Edytowany przez XXkilo 29 lipca 2023, 21:57
29 lipca 2023, 22:01
Wilena,serio widzisz kobiety jako takie, które balowały i przez to nie miały słusznych stanowisk? To w sumie dobrze. Moje przyjaciółki mają własne firmy lub wysokie stanowiska. Ja bez żadnego faceta całkiem spoko zarabiam i się rozwijam. Kompletnie nie czuje tego patriarchatu. Może dlatego go nie rozumiem.
A gdzieś coś takiego zasugerowałam? Nie chcę Cię obrazić, ale kolejny raz w tym wątku pokazujesz, że masz problem z kojarzeniem takich podstawowych rzeczy, więc nic dziwnego w sumie że nie zrozumiałaś nawet przesłania filmu, który był bardzo prosty w odbiorze.

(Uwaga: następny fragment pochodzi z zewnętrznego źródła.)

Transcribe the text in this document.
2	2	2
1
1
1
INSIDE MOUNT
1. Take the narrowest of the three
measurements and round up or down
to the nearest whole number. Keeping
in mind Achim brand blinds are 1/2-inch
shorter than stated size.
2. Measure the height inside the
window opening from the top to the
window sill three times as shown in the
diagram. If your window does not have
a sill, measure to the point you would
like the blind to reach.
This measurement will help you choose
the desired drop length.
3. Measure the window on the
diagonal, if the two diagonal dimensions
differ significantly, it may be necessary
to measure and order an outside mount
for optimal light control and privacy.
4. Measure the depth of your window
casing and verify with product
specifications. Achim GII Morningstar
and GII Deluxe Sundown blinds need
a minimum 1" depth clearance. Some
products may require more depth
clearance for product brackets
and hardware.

Ja się odnoszę do sceny z filmu. Jest Barbie, która w ich świecie od zarania dziejów pełni funkcję prezesa sądu najwyższego. I jest Ken, który całe dotychczasowe życie spędził na plaży, patrząc jak dziewczyny grają w siatkówkę. Dobrze, że nie dostanie od razu wysokiego stanowiska, bo zwyczajnie nie ma odpowiednich kompetencji. I jednocześnie dobrze, że ma szansę dostać stanowisko niższego stopnia i zacząć się piąć po szczeblach kariery, że droga która do tej pory dla niego nie istniała, została otwarta. Co do tego czy tych kompetencji nie miał, bo balował na plaży, czy dlatego że to Barbie go ich pozbawiały - zależy o kim mowa. Cześć postaci bezrefleksyjnie balowała. Cześć nie (tu np. Ken grany przez Goslinga, chciał zmian jeszcze zanim trafił do ludzkiego świata, widać było że mi wiele rzeczy nie pasuje i to jak traktuje go Barbie grana przez Margot mu nie pasuje). Dokładnie tak samo jak w naszym świecie, przecież nie każda kobieta była sufrażystką walczącą o swoje prawa.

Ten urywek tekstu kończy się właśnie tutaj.